Dans ce scénario, on a au départ deux étoiles, une de 1,23 M et l'autre de 0,86 M qui vont évoluer pour devenir une naine blanche de 0,25 M et une géante rouge de 1,25 M, qui fusionneront pour devenir une seule étoile géante de 1,5 M. Et le scénario fonctionne ! 8 UMi peut avoir été un système binaire proche, dont la fusion a empêché ses composantes de se développer suffisamment pour engloutir sa planète circumbinaire. Mais la simulation dit aussi qu'à terme, 8 UMi devra évoluer en une étoile géante rouge typique, de sorte que la planète finira quand même par être engloutie, mais ce sera quand l'étoile aura épuisé son noyau d'hélium. Les chercheurs notent par ailleurs qu'un scénario d'évolution binaire pour 8 UMi est aussi étayé par des prédictions d'enrichissement en lithium de surface pour l'étoile finale brûlant de l'hélium dans les simulations. Or, des mesures spectroscopiques antérieures ont indiqué que 8 UMi était surabondante en lithium, un facteur 10 à 100 fois supérieur aux abondances de lithium des étoiles du même type observées.
Pour ne pas être en reste, Hon et ses collaborateurs évoquent une dernière possibilité pour expliquer l'existence de 8 UMi b : la planète aurait pu s'être formée comme un sous-produit de l'événement de fusion stellaire entre les deux étoiles. Des éjectas stellaires issus d'interactions binaires ont été déjà été proposés dans le passé pour former des disques protoplanétaires, et ainsi 8 UMi b pourrait aussi avoir émergé du disque de débris entourant le reste de la fusion stellaire... 

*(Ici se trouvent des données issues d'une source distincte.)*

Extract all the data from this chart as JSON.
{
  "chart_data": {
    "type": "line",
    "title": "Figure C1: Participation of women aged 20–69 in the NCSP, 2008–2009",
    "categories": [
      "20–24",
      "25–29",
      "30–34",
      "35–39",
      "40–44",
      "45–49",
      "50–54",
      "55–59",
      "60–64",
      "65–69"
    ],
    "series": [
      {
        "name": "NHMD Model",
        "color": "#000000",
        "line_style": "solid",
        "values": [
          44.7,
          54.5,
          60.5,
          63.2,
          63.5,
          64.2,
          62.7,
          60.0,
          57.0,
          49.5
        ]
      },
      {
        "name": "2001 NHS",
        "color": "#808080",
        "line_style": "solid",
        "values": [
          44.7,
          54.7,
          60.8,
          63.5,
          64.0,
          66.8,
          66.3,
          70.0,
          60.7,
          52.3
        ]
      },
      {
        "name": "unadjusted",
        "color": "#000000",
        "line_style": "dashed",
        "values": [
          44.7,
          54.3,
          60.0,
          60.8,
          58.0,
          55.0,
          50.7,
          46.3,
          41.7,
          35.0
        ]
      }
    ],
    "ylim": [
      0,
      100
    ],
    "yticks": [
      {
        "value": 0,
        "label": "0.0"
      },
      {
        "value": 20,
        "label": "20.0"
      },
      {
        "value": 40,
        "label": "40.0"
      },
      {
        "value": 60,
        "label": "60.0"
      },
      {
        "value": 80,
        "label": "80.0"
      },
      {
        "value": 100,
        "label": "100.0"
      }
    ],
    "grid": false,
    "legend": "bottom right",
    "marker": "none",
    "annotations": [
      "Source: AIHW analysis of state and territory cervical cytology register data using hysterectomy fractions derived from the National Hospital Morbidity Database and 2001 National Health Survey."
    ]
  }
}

En tant que planète rapprochée autour d'une géante rouge brûlant de l'hélium, 8 UMi b démontre que la multiplicité stellaire, dont l'effet influence fortement le destin des systèmes planétaires, peut entraîner des voies par lesquelles les planètes peuvent survivre à l'évolution de leur étoile. Étant donné que les systèmes binaires se trouvent couramment dans la Galaxie, il peut donc exister un nombre sensiblement plus élevé d'exoplanètes en orbite autour d'étoiles post-séquence principale qu'on ne le supposait auparavant.

Source

A close-in giant planet escapes engulfment by its star
Marc Hon et al.
Nature volume 618 (28 june 2023)

Illustration

Schéma de l'évolution du système de 8 UMi (Marc Hon et al.)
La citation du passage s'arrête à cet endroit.